Thursday, October 30, 2008

Climate economics

As SAGE is preparing a new encyclopaedia on green politics, I have been commissioned to write the article on “sceptical environmentalism”. With a maximum word count of 1500 and a deadline in early February, it is not an urgent task, yet I have spent the last days doing some preliminary research. Only a few months ago, the journal Environmental Politics published an extensive literature survey of the topic, revealing that of 141 environmentally sceptical books published between 1972 and 2005, 92 percent were linked to different conservative think tanks.

That being noted, I would nonetheless maintain that there is room for a valid criticism of mainstream green thinking, not to mention its more radical incarnations. However, unlike the junk science espoused by so called “climate sceptics”, the issue should not be whether the environmental problems are real, but rather what we are to do politically about them.
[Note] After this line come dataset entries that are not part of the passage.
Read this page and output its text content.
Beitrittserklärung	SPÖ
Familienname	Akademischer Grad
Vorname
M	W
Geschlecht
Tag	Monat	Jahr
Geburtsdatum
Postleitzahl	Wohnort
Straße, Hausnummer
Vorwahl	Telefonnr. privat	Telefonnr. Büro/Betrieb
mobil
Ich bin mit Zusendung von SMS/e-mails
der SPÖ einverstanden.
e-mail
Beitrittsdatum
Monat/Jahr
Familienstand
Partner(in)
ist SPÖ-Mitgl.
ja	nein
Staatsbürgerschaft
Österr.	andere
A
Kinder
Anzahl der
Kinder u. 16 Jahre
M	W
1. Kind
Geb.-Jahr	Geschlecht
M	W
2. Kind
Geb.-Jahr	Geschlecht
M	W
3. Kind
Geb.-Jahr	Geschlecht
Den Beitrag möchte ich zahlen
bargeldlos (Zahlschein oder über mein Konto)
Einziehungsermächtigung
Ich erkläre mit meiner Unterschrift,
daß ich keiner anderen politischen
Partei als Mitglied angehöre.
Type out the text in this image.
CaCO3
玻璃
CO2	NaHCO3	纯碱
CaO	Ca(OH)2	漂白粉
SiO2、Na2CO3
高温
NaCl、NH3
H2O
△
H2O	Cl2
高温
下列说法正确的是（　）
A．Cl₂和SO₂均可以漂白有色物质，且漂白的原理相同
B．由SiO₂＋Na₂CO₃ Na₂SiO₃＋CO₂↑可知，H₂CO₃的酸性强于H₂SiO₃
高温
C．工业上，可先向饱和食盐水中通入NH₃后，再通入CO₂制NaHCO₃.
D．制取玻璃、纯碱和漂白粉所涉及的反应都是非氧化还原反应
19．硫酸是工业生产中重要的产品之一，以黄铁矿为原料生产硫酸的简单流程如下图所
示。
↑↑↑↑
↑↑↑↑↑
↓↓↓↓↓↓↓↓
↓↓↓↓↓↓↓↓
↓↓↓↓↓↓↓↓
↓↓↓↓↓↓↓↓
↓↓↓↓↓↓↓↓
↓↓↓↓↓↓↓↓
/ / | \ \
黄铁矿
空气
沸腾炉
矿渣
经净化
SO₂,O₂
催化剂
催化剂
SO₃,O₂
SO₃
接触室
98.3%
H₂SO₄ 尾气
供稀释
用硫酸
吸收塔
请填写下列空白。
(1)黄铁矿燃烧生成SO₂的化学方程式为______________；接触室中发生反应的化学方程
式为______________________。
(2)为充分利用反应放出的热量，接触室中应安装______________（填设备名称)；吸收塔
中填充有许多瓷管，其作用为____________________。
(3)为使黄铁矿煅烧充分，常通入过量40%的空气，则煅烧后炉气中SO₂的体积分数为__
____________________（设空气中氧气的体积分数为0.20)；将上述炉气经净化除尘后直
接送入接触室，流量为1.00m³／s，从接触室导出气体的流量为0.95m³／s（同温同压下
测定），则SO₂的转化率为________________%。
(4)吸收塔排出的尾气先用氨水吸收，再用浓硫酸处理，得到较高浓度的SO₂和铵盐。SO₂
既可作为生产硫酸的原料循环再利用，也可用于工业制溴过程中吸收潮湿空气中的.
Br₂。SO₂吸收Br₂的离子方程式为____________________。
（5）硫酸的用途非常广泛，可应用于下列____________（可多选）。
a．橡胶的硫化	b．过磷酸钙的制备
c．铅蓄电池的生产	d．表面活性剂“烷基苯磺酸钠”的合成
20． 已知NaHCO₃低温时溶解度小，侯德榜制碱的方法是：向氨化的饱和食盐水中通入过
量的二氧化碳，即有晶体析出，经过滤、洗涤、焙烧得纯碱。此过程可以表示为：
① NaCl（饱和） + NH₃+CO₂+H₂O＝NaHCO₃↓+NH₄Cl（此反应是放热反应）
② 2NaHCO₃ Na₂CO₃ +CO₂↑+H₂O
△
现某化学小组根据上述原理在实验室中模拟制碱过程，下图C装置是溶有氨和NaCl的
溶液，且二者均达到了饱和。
Most cost benefit analyses of global environmental change, such as the ones championed by Bjørn Lomborg, assume a known probability distribution for each uncertain outcome or parameter. However, as Martin Weitzman has argued in a recent contribution to the economic theory of climate change, we are inferring these probability distributions from a limited amount of empirical information. Instead of assuming a normal distribution with thin tails we should assume one with fat tails, including some truly ominous estimates. With no firm upper bound on the possible damages, it seems as if we have not correctly valued the risk of catastrophic climate change. On the other hand, given the technological advances of the last centuries, mainstream economists may also incorrectly have underestimated the “other side of the equation”, as in what exactly can be achieved by (democratically guided) scientific and technological progress over time.

It is uncontroversial to say that technological change is poorly understood in economics. Though economists may (perhaps) be able to estimate how a new cell phone model may contribute to economic growth in one country they can say nothing of how “breakthrough technologies” such as nuclear fusion would impact our civilization. Yet, given the deep uncertainty of both risks and possibilities in the century ahead, it seems urgent to “insure” ourselves against the worst possible outcomes, arguably by investing sufficient resources to open up advanced technological paths to environmental sustainability.